Critical conversations will take place through all the different parts of the event, from the high-level segment to the ministerial round tables, forum sessions, technical symposium, interactive workshops and OpenSpace activities.
I look forward to seeing you there!
Just over a month after ITU Telecom, from 20 to 29 November, the WTSA-12 event will be taking place – also in Dubai. It will be preceded by a one-day Global Standardization Symposium on 19 November.
The WTSA maintains ITU-T as the most effective venue for international standardization of ICTs; identifies new work areas and innovative technologies for standardization; decides on any issues not resolved in study groups; reviews relations with other bodies to avoid duplication and overlap of work; and aims to increase participation in ITU’s standardization work – especially from developing countries.
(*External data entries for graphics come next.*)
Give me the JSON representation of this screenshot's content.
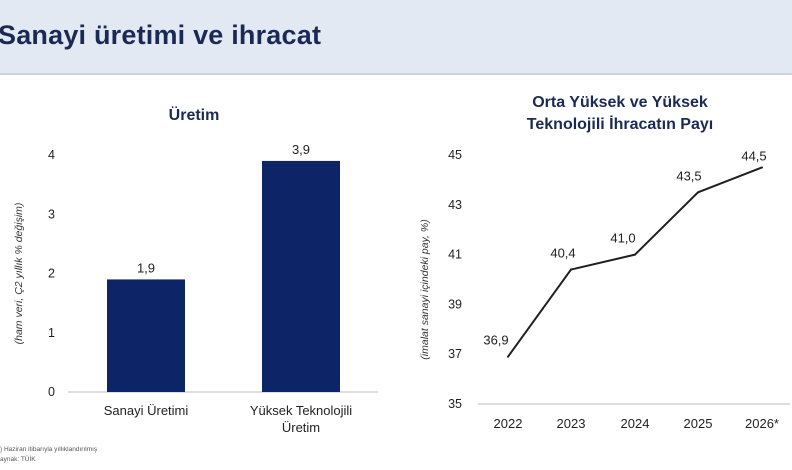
{
  "page": {
    "title": "Sanayi üretimi ve ihracat",
    "footnote_1": ") Haziran itibarıyla yıllıklandırılmış",
    "footnote_2": "aynak: TÜİK"
  },
  "colors": {
    "bar": "#0d2466",
    "line": "#1f1f1f",
    "header_bg": "#e3e9f3"
  },
  "chart_data": [
    {
      "type": "bar",
      "title": "Üretim",
      "ylabel": "(ham veri, Ç2 yıllık % değişim)",
      "categories": [
        "Sanayi Üretimi",
        "Yüksek Teknolojili Üretim"
      ],
      "category_lines": [
        [
          "Sanayi Üretimi"
        ],
        [
          "Yüksek Teknolojili",
          "Üretim"
        ]
      ],
      "values": [
        1.9,
        3.9
      ],
      "data_labels": [
        "1,9",
        "3,9"
      ],
      "ylim": [
        0,
        4
      ],
      "yticks": [
        0,
        1,
        2,
        3,
        4
      ],
      "ytick_labels": [
        "0",
        "1",
        "2",
        "3",
        "4"
      ],
      "grid": false
    },
    {
      "type": "line",
      "title": "Orta Yüksek ve Yüksek Teknolojili İhracatın Payı",
      "title_lines": [
        "Orta Yüksek ve Yüksek",
        "Teknolojili İhracatın Payı"
      ],
      "ylabel": "(imalat sanayi içindeki pay, %)",
      "x": [
        "2022",
        "2023",
        "2024",
        "2025",
        "2026*"
      ],
      "values": [
        36.9,
        40.4,
        41.0,
        43.5,
        44.5
      ],
      "data_labels": [
        "36,9",
        "40,4",
        "41,0",
        "43,5",
        "44,5"
      ],
      "ylim": [
        35,
        45
      ],
      "yticks": [
        35,
        37,
        39,
        41,
        43,
        45
      ],
      "ytick_labels": [
        "35",
        "37",
        "39",
        "41",
        "43",
        "45"
      ],
      "grid": false
    }
  ]
}
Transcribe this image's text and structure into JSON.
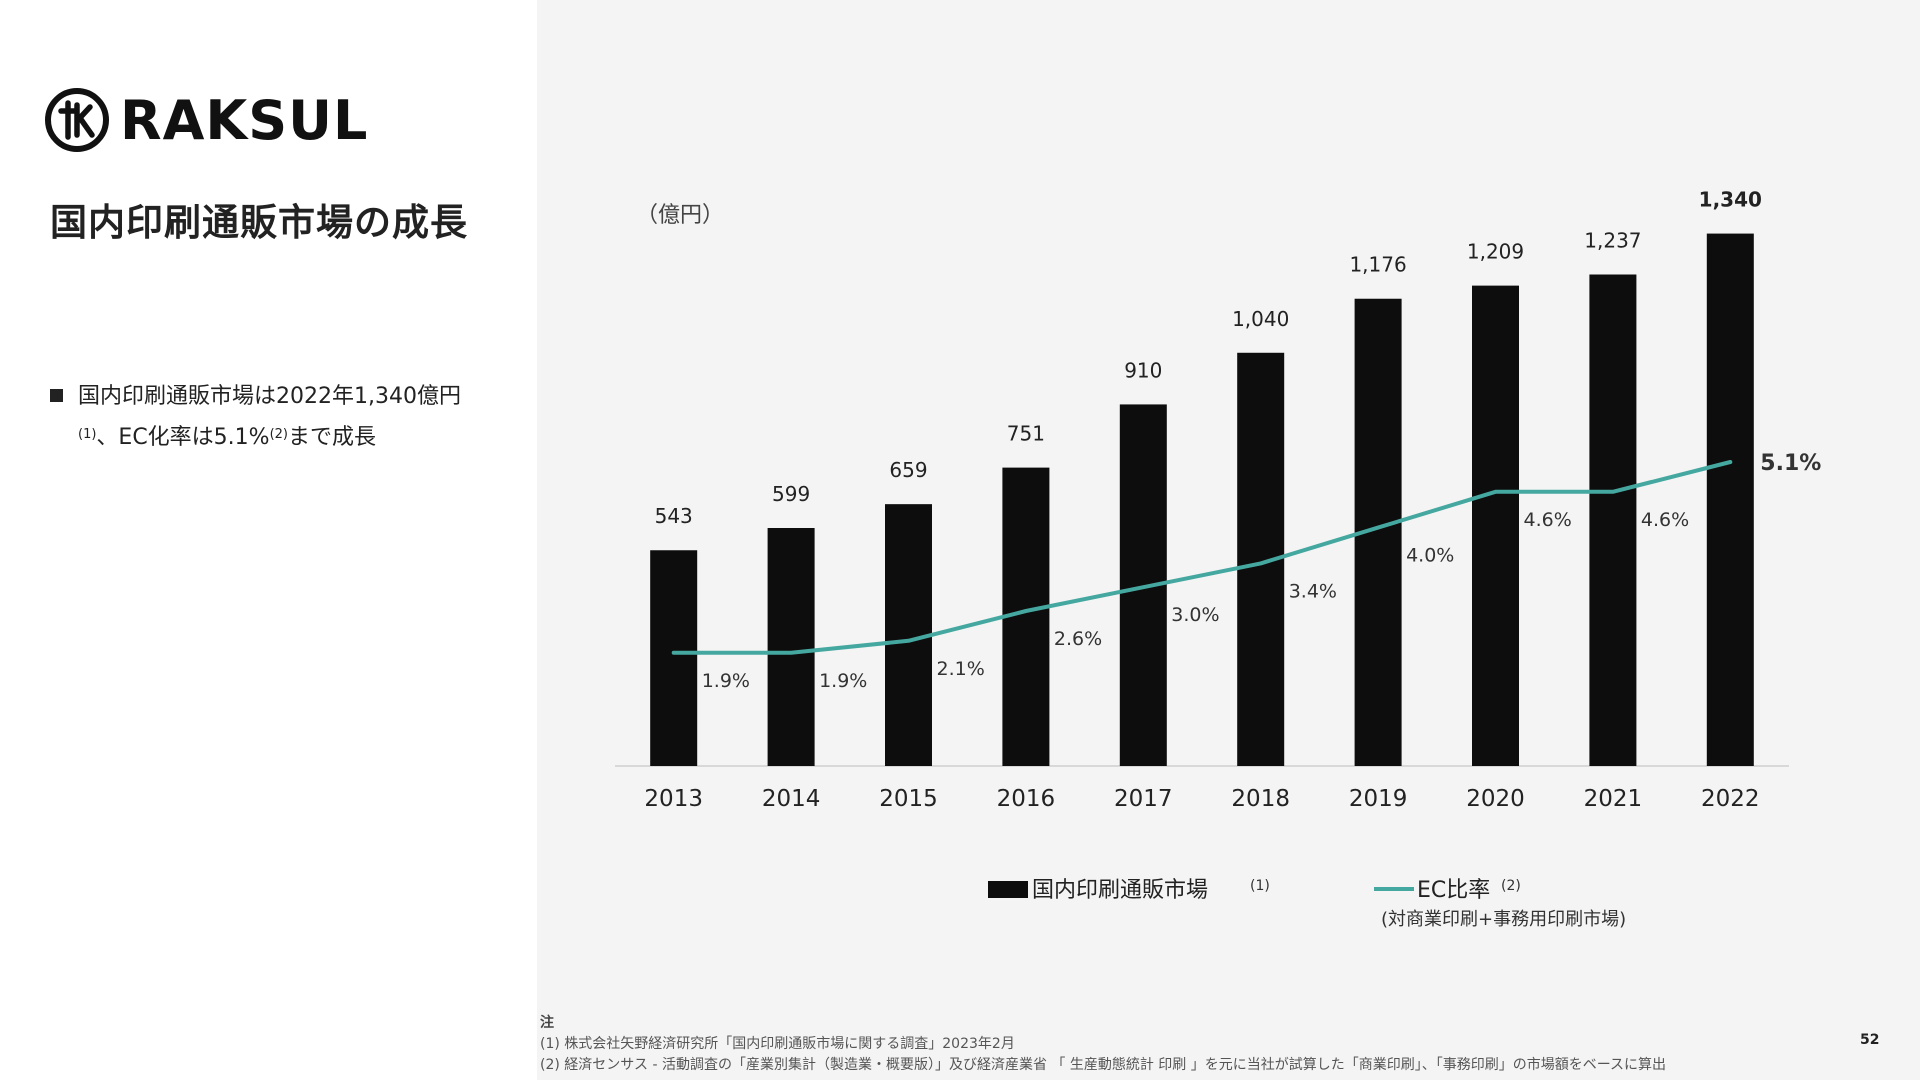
{
  "logo": {
    "name": "RAKSUL"
  },
  "page_title": "国内印刷通販市場の成長",
  "bullet": {
    "line1": "国内印刷通販市場は2022年1,340億円",
    "sup1": "(1)",
    "text2a": "、EC化率は5.1%",
    "sup2": "(2)",
    "text2b": "まで成長"
  },
  "chart_data": {
    "type": "bar",
    "title": "",
    "ylabel": "（億円）",
    "xlabel": "",
    "ylim": [
      0,
      1500
    ],
    "y2lim": [
      0,
      10
    ],
    "categories": [
      "2013",
      "2014",
      "2015",
      "2016",
      "2017",
      "2018",
      "2019",
      "2020",
      "2021",
      "2022"
    ],
    "series": [
      {
        "name": "国内印刷通販市場",
        "type": "bar",
        "color": "#0d0d0d",
        "values": [
          543,
          599,
          659,
          751,
          910,
          1040,
          1176,
          1209,
          1237,
          1340
        ],
        "labels": [
          "543",
          "599",
          "659",
          "751",
          "910",
          "1,040",
          "1,176",
          "1,209",
          "1,237",
          "1,340"
        ]
      },
      {
        "name": "EC比率",
        "type": "line",
        "color": "#45a8a0",
        "values": [
          1.9,
          1.9,
          2.1,
          2.6,
          3.0,
          3.4,
          4.0,
          4.6,
          4.6,
          5.1
        ],
        "labels": [
          "1.9%",
          "1.9%",
          "2.1%",
          "2.6%",
          "3.0%",
          "3.4%",
          "4.0%",
          "4.6%",
          "4.6%",
          "5.1%"
        ]
      }
    ],
    "legend": {
      "bar_label": "国内印刷通販市場",
      "bar_sup": "(1)",
      "line_label": "EC比率",
      "line_sup": "(2)",
      "line_sub": "(対商業印刷+事務用印刷市場)",
      "position": "bottom-center"
    }
  },
  "notes": {
    "head": "注",
    "items": [
      "(1) 株式会社矢野経済研究所「国内印刷通販市場に関する調査」2023年2月",
      "(2) 経済センサス - 活動調査の「産業別集計（製造業・概要版）」及び経済産業省 「 生産動態統計 印刷 」を元に当社が試算した「商業印刷」、「事務印刷」の市場額をベースに算出"
    ]
  },
  "page_number": "52"
}
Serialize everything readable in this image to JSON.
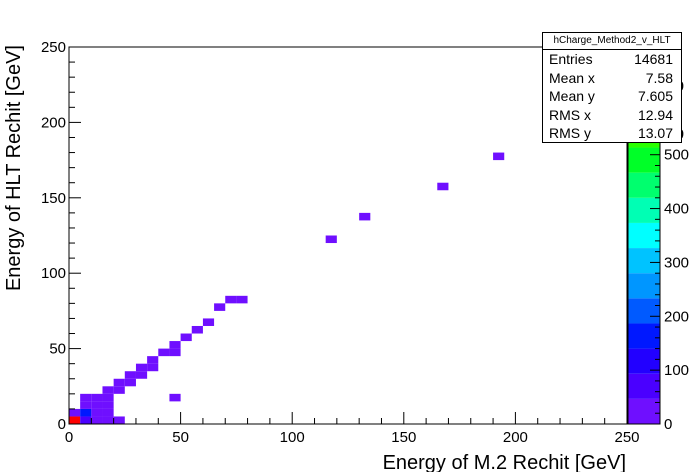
{
  "chart_data": {
    "type": "heatmap",
    "title": "",
    "xlabel": "Energy of M.2 Rechit [GeV]",
    "ylabel": "Energy of HLT Rechit [GeV]",
    "xlim": [
      0,
      250
    ],
    "ylim": [
      0,
      250
    ],
    "x_ticks": [
      "0",
      "50",
      "100",
      "150",
      "200",
      "250"
    ],
    "y_ticks": [
      "0",
      "50",
      "100",
      "150",
      "200",
      "250"
    ],
    "bin_width": 5,
    "color_scale": {
      "min": 0,
      "max": 700,
      "ticks": [
        "0",
        "100",
        "200",
        "300",
        "400",
        "500"
      ],
      "colors": [
        "#6f0fff",
        "#4a00ff",
        "#2200ff",
        "#0018ff",
        "#005aff",
        "#0096ff",
        "#00c3ff",
        "#00ffff",
        "#00ffb4",
        "#00ff6e",
        "#00ff28",
        "#2aff00",
        "#6cff00",
        "#a8ff00",
        "#e4ff00"
      ]
    },
    "cells": [
      {
        "x": 0,
        "y": 0,
        "value": 680
      },
      {
        "x": 5,
        "y": 0,
        "value": 60
      },
      {
        "x": 0,
        "y": 5,
        "value": 30
      },
      {
        "x": 5,
        "y": 5,
        "value": 180
      },
      {
        "x": 10,
        "y": 0,
        "value": 10
      },
      {
        "x": 15,
        "y": 0,
        "value": 5
      },
      {
        "x": 20,
        "y": 0,
        "value": 2
      },
      {
        "x": 10,
        "y": 5,
        "value": 15
      },
      {
        "x": 15,
        "y": 5,
        "value": 6
      },
      {
        "x": 5,
        "y": 10,
        "value": 12
      },
      {
        "x": 10,
        "y": 10,
        "value": 30
      },
      {
        "x": 15,
        "y": 10,
        "value": 8
      },
      {
        "x": 5,
        "y": 15,
        "value": 4
      },
      {
        "x": 10,
        "y": 15,
        "value": 6
      },
      {
        "x": 15,
        "y": 15,
        "value": 5
      },
      {
        "x": 15,
        "y": 20,
        "value": 3
      },
      {
        "x": 20,
        "y": 20,
        "value": 3
      },
      {
        "x": 20,
        "y": 25,
        "value": 2
      },
      {
        "x": 25,
        "y": 25,
        "value": 2
      },
      {
        "x": 25,
        "y": 30,
        "value": 2
      },
      {
        "x": 30,
        "y": 30,
        "value": 2
      },
      {
        "x": 30,
        "y": 35,
        "value": 1
      },
      {
        "x": 35,
        "y": 35,
        "value": 1
      },
      {
        "x": 35,
        "y": 40,
        "value": 1
      },
      {
        "x": 40,
        "y": 45,
        "value": 1
      },
      {
        "x": 45,
        "y": 45,
        "value": 1
      },
      {
        "x": 45,
        "y": 50,
        "value": 1
      },
      {
        "x": 50,
        "y": 55,
        "value": 1
      },
      {
        "x": 55,
        "y": 60,
        "value": 1
      },
      {
        "x": 60,
        "y": 65,
        "value": 1
      },
      {
        "x": 65,
        "y": 75,
        "value": 1
      },
      {
        "x": 70,
        "y": 80,
        "value": 1
      },
      {
        "x": 75,
        "y": 80,
        "value": 1
      },
      {
        "x": 45,
        "y": 15,
        "value": 1
      },
      {
        "x": 115,
        "y": 120,
        "value": 1
      },
      {
        "x": 130,
        "y": 135,
        "value": 1
      },
      {
        "x": 165,
        "y": 155,
        "value": 1
      },
      {
        "x": 190,
        "y": 175,
        "value": 1
      }
    ],
    "stats_box": {
      "name": "hCharge_Method2_v_HLT",
      "rows": [
        {
          "label": "Entries",
          "value": "14681"
        },
        {
          "label": "Mean x",
          "value": "7.58"
        },
        {
          "label": "Mean y",
          "value": "7.605"
        },
        {
          "label": "RMS x",
          "value": "12.94"
        },
        {
          "label": "RMS y",
          "value": "13.07"
        }
      ]
    },
    "partial_colorbar_labels": [
      "0",
      "0"
    ]
  }
}
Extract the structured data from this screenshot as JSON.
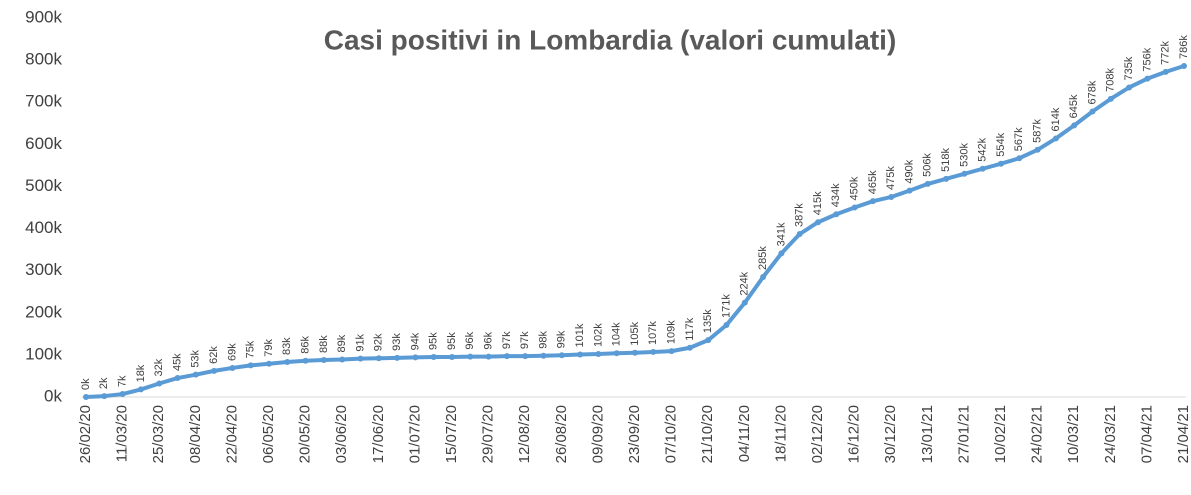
{
  "chart_data": {
    "type": "line",
    "title": "Casi positivi in Lombardia (valori cumulati)",
    "categories": [
      "26/02/20",
      null,
      "11/03/20",
      null,
      "25/03/20",
      null,
      "08/04/20",
      null,
      "22/04/20",
      null,
      "06/05/20",
      null,
      "20/05/20",
      null,
      "03/06/20",
      null,
      "17/06/20",
      null,
      "01/07/20",
      null,
      "15/07/20",
      null,
      "29/07/20",
      null,
      "12/08/20",
      null,
      "26/08/20",
      null,
      "09/09/20",
      null,
      "23/09/20",
      null,
      "07/10/20",
      null,
      "21/10/20",
      null,
      "04/11/20",
      null,
      "18/11/20",
      null,
      "02/12/20",
      null,
      "16/12/20",
      null,
      "30/12/20",
      null,
      "13/01/21",
      null,
      "27/01/21",
      null,
      "10/02/21",
      null,
      "24/02/21",
      null,
      "10/03/21",
      null,
      "24/03/21",
      null,
      "07/04/21",
      null,
      "21/04/21"
    ],
    "series": [
      {
        "color": "#5b9bd5",
        "values": [
          0,
          2000,
          7000,
          18000,
          32000,
          45000,
          53000,
          62000,
          69000,
          75000,
          79000,
          83000,
          86000,
          88000,
          89000,
          91000,
          92000,
          93000,
          94000,
          95000,
          95000,
          96000,
          96000,
          97000,
          97000,
          98000,
          99000,
          101000,
          102000,
          104000,
          105000,
          107000,
          109000,
          117000,
          135000,
          171000,
          224000,
          285000,
          341000,
          387000,
          415000,
          434000,
          450000,
          465000,
          475000,
          490000,
          506000,
          518000,
          530000,
          542000,
          554000,
          567000,
          587000,
          614000,
          645000,
          678000,
          708000,
          735000,
          756000,
          772000,
          786000
        ],
        "value_labels": [
          "0k",
          "2k",
          "7k",
          "18k",
          "32k",
          "45k",
          "53k",
          "62k",
          "69k",
          "75k",
          "79k",
          "83k",
          "86k",
          "88k",
          "89k",
          "91k",
          "92k",
          "93k",
          "94k",
          "95k",
          "95k",
          "96k",
          "96k",
          "97k",
          "97k",
          "98k",
          "99k",
          "101k",
          "102k",
          "104k",
          "105k",
          "107k",
          "109k",
          "117k",
          "135k",
          "171k",
          "224k",
          "285k",
          "341k",
          "387k",
          "415k",
          "434k",
          "450k",
          "465k",
          "475k",
          "490k",
          "506k",
          "518k",
          "530k",
          "542k",
          "554k",
          "567k",
          "587k",
          "614k",
          "645k",
          "678k",
          "708k",
          "735k",
          "756k",
          "772k",
          "786k"
        ]
      }
    ],
    "ylim": [
      0,
      900000
    ],
    "yticks": [
      {
        "value": 0,
        "label": "0k"
      },
      {
        "value": 100000,
        "label": "100k"
      },
      {
        "value": 200000,
        "label": "200k"
      },
      {
        "value": 300000,
        "label": "300k"
      },
      {
        "value": 400000,
        "label": "400k"
      },
      {
        "value": 500000,
        "label": "500k"
      },
      {
        "value": 600000,
        "label": "600k"
      },
      {
        "value": 700000,
        "label": "700k"
      },
      {
        "value": 800000,
        "label": "800k"
      },
      {
        "value": 900000,
        "label": "900k"
      }
    ]
  }
}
WCIT-12 will be held back-to-back with WTSA-12, from 2 to 14 December. It will be the first event of its kind since the conference in Melbourne in 1988 which produced the current International Telecommunication Regulations, the ITRs.
WCIT-12 is being held at the request of membership to look at ways to revise the current ITRs, which opened the door for the telecoms revolution of the 1990s – and notably privatization, liberalization, and new technologies such as mobile and the Internet.
It is now time to take the next step, and to open the door for the broadband revolution of the next decade, so that all the world’s people can gain access to voice, video and data.
We need updated ITRs – with light regulation being the key – to help us avoid the collapse of the ICT networks which underpin all communications technologies.
WCIT-12 therefore needs to find win-win solutions which will act as a beneficial catalyst for the future development of the whole ICT sector.
It is a tremendously important conference, not just for ITU, but for the global ICT sector, and I am looking forward to the debates there which will shape the next 20 years of the most exciting business in the world – the business of ICTs.
In the meantime, I wish you every success for this important forum, here in Beirut, and I look forward to seeing the positive outcomes from the next two days’ discussions.